Some time after his healing, Atkinson began to write articles on the truths he felt he had discovered, which were then known as Mental Science. In 1889, an article by him entitled "A Mental Science Catechism," appeared in Charles Fillmore's new periodical, Modern Thought.

By the early 1890s Chicago had become a major centre for New Thought, mainly through the work of Emma Curtis Hopkins, and Atkinson decided to move there. Once in the city, he became an active promoter of the movement as an editor and author. He was responsible for publishing the magazines Suggestion (1900-1901), New Thought (1901-1905) and Advanced Thought (1906 - 1916).

In 1900 Atkinson worked as an associate editor of Suggestion, a New Thought Journal, and wrote his probable first book, Thought-Force in Business and Everyday Life, being a series of lessons in personal magnetism, psychic influence, thought-force, concentration, will-power, and practical mental science.

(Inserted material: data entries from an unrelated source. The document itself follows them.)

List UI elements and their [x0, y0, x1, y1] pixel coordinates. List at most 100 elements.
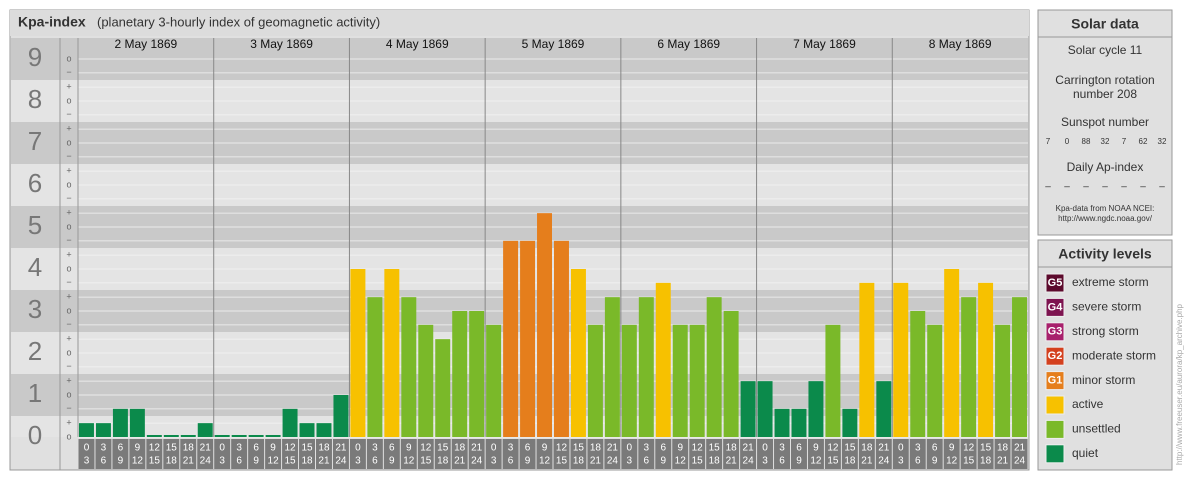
- sub-tick-label: +: [66, 418, 71, 428]
- time-label: 6: [525, 443, 531, 454]
- bar: [978, 282, 994, 437]
- time-label: 15: [692, 456, 704, 467]
- time-cell: [383, 439, 400, 469]
- sub-tick-label: o: [66, 389, 71, 399]
- sunspot-number: 0: [1065, 137, 1070, 146]
- time-cell: [332, 439, 349, 469]
- time-cell: [112, 439, 129, 469]
- time-cell: [587, 439, 604, 469]
- legend-swatch: [1045, 273, 1065, 293]
- bar: [452, 311, 468, 437]
- ap-value: –: [1140, 182, 1146, 193]
- time-label: 6: [372, 456, 378, 467]
- sunspot-number: 32: [1158, 137, 1167, 146]
- chart-title: Kpa-index: [18, 14, 86, 30]
- sub-tick-label: +: [66, 124, 71, 134]
- time-cell: [485, 439, 502, 469]
- time-label: 3: [219, 456, 225, 467]
- time-label: 18: [844, 456, 856, 467]
- bar: [604, 297, 620, 437]
- time-label: 9: [118, 456, 124, 467]
- time-label: 9: [796, 456, 802, 467]
- bar: [893, 282, 909, 437]
- legend-swatch: [1045, 346, 1065, 366]
- time-label: 6: [236, 456, 242, 467]
- sub-tick-label: −: [66, 403, 71, 413]
- time-label: 21: [1014, 443, 1026, 454]
- time-label: 12: [810, 456, 822, 467]
- bar: [231, 435, 247, 437]
- bar: [859, 282, 875, 437]
- sub-tick-label: o: [66, 137, 71, 147]
- legend-label: severe storm: [1072, 300, 1141, 314]
- sub-tick-label: o: [66, 95, 71, 105]
- sub-tick-label: +: [66, 250, 71, 260]
- sub-tick-label: −: [66, 319, 71, 329]
- time-cell: [502, 439, 519, 469]
- sub-tick-label: o: [66, 221, 71, 231]
- day-label: 3 May 1869: [250, 37, 313, 51]
- time-label: 3: [898, 456, 904, 467]
- time-label: 9: [542, 443, 548, 454]
- time-label: 12: [692, 443, 704, 454]
- sub-tick-label: +: [66, 82, 71, 92]
- time-label: 18: [861, 443, 873, 454]
- bar: [367, 297, 383, 437]
- time-label: 21: [590, 456, 602, 467]
- ap-value: –: [1102, 182, 1108, 193]
- bar: [248, 435, 264, 437]
- bar: [112, 408, 128, 437]
- time-label: 12: [946, 456, 958, 467]
- sub-tick-label: −: [66, 109, 71, 119]
- time-label: 6: [915, 456, 921, 467]
- time-cell: [553, 439, 570, 469]
- time-cell: [519, 439, 536, 469]
- time-label: 15: [301, 443, 313, 454]
- bar: [299, 423, 315, 437]
- sunspot-number: 88: [1082, 137, 1091, 146]
- time-label: 9: [949, 443, 955, 454]
- time-cell: [214, 439, 231, 469]
- time-label: 3: [508, 443, 514, 454]
- time-label: 18: [997, 443, 1009, 454]
- carrington: number 208: [1073, 87, 1137, 101]
- y-tick-label: 5: [28, 210, 42, 240]
- bar: [740, 381, 756, 437]
- day-label: 7 May 1869: [793, 37, 856, 51]
- time-cell: [638, 439, 655, 469]
- time-cell: [723, 439, 740, 469]
- time-cell: [960, 439, 977, 469]
- bar: [655, 282, 671, 437]
- time-label: 21: [861, 456, 873, 467]
- panel-title: Solar data: [1071, 16, 1139, 32]
- time-label: 3: [915, 443, 921, 454]
- source: Kpa-data from NOAA NCEI:: [1056, 204, 1155, 213]
- sub-tick-label: o: [66, 53, 71, 63]
- time-label: 9: [270, 443, 276, 454]
- bar: [774, 408, 790, 437]
- time-label: 15: [284, 456, 296, 467]
- bar: [638, 297, 654, 437]
- time-cell: [791, 439, 807, 469]
- time-label: 15: [827, 456, 839, 467]
- time-cell: [95, 439, 112, 469]
- sunspot-number: 7: [1122, 137, 1127, 146]
- time-label: 15: [437, 443, 449, 454]
- time-label: 18: [726, 443, 738, 454]
- bar: [587, 324, 603, 437]
- time-label: 9: [389, 456, 395, 467]
- y-tick-label: 3: [28, 294, 42, 324]
- time-label: 6: [118, 443, 124, 454]
- time-label: 9: [135, 443, 141, 454]
- time-cell: [536, 439, 553, 469]
- time-label: 3: [372, 443, 378, 454]
- time-label: 18: [318, 443, 330, 454]
- bar: [910, 311, 926, 437]
- bar: [384, 269, 400, 437]
- time-label: 9: [525, 456, 531, 467]
- sub-tick-label: +: [66, 208, 71, 218]
- bar: [723, 311, 739, 437]
- bar: [927, 324, 943, 437]
- day-label: 5 May 1869: [522, 37, 585, 51]
- bar: [1012, 297, 1027, 437]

He then met Sydney Flower, a well-known New Thought publisher and businessman, and teamed up with him. In December, 1901 he assumed editorship of Flower's popular New Thought magazine, a post which he held until 1905. During these years he built for himself an enduring place in the hearts of its readers. Article after article flowed from his pen. Meanwhile he also founded his own Psychic Club and the so-called "Atkinson School of Mental Science". Both were located in the same building as Flower's Psychic Research and New Thought Publishing Company.